How to implement nltk stopwords on python dataframe - python-3.x

I have an excel file that contains 1000 line of text articles. I want to implement nltk stopwords (as i want to remove certain characters or words form being printed). How can i apply nltk on python dataframe. For instance: I don't want words like: a, nothing, were, the etc to be printed.
import pandas as pd
import re
import string
from nltk.corpus import stopwords
stop = stopwords.words ("a", "about", "above", "across", "after",
"afterwards",
"again", "all", "almost", "alone", "along", "already", "also",
"although", "always", "am", "among", "amongst", "amoungst", "amount",
"an",
"and", "another", "any", "anyhow", "anyone", "anything",
"anyway", "anywhere", "are", "as", "at", "be", "became",
"because", "become","becomes", "becoming", "been", , "ie",
"thereafter", "thereby", "therefore", "therein", "thereupon")
df = pd.read_excel('C:\\Users\\farid-PC\\Desktop\\Tester.xlsx')

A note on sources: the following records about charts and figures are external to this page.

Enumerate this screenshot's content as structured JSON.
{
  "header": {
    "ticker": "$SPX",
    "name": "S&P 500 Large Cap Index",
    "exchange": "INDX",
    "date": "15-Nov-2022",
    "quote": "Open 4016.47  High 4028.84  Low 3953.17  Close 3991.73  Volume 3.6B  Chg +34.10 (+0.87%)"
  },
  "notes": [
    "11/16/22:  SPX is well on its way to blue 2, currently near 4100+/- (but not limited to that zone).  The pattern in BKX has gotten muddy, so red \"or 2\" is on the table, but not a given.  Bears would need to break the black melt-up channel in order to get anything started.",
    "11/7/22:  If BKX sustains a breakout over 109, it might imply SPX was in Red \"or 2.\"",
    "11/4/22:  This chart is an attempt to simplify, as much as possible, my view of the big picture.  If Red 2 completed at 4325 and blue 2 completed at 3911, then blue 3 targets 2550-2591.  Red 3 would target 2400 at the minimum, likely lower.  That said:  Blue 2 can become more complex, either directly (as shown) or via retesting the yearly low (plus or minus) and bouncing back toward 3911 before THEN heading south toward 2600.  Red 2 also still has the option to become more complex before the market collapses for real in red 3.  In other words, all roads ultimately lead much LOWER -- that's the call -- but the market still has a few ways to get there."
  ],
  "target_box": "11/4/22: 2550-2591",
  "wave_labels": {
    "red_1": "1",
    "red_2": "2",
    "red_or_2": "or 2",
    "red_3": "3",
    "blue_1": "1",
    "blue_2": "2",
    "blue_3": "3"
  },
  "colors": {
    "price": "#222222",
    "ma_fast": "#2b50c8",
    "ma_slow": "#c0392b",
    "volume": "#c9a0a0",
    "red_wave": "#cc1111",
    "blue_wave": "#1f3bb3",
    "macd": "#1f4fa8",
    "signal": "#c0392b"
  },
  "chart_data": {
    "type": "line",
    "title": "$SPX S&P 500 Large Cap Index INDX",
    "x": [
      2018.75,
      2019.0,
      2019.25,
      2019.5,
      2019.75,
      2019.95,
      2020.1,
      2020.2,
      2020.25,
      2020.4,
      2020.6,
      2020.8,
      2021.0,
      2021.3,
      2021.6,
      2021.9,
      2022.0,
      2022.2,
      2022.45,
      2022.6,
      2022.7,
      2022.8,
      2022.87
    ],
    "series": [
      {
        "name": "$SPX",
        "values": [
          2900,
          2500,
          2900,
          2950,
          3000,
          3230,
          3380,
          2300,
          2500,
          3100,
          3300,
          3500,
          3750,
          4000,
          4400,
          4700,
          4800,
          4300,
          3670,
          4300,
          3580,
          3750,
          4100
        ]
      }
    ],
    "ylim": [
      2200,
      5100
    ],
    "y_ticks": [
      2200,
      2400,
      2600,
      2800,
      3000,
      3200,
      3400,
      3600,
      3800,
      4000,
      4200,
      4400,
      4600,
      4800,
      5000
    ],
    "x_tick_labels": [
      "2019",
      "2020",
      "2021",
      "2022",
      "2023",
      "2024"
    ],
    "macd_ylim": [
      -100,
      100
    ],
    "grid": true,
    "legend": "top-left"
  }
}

pd.set_option('display.max_colwidth', 1000)#untruncate the unseen text
df[''] = df['Text'].apply(lambda x: ' '.join([item for item in
string.split(x) if item not in stop]))
frequency = df.Text.str.split(expand=True).stack().value_counts()# counter
T = 4000000
word_freq = frequency/T #frequency of the word occurrence in the document
print("word P(w)")
print(word_freq)
Data File(excel file):
Text
Trump will drop a bomb on North Korea
Building a wall on the U.S.-Mexico border will take literally years
Wisconsin is on pace to double the number of layoffs this year.
Says John McCain has done nothing to help the vets.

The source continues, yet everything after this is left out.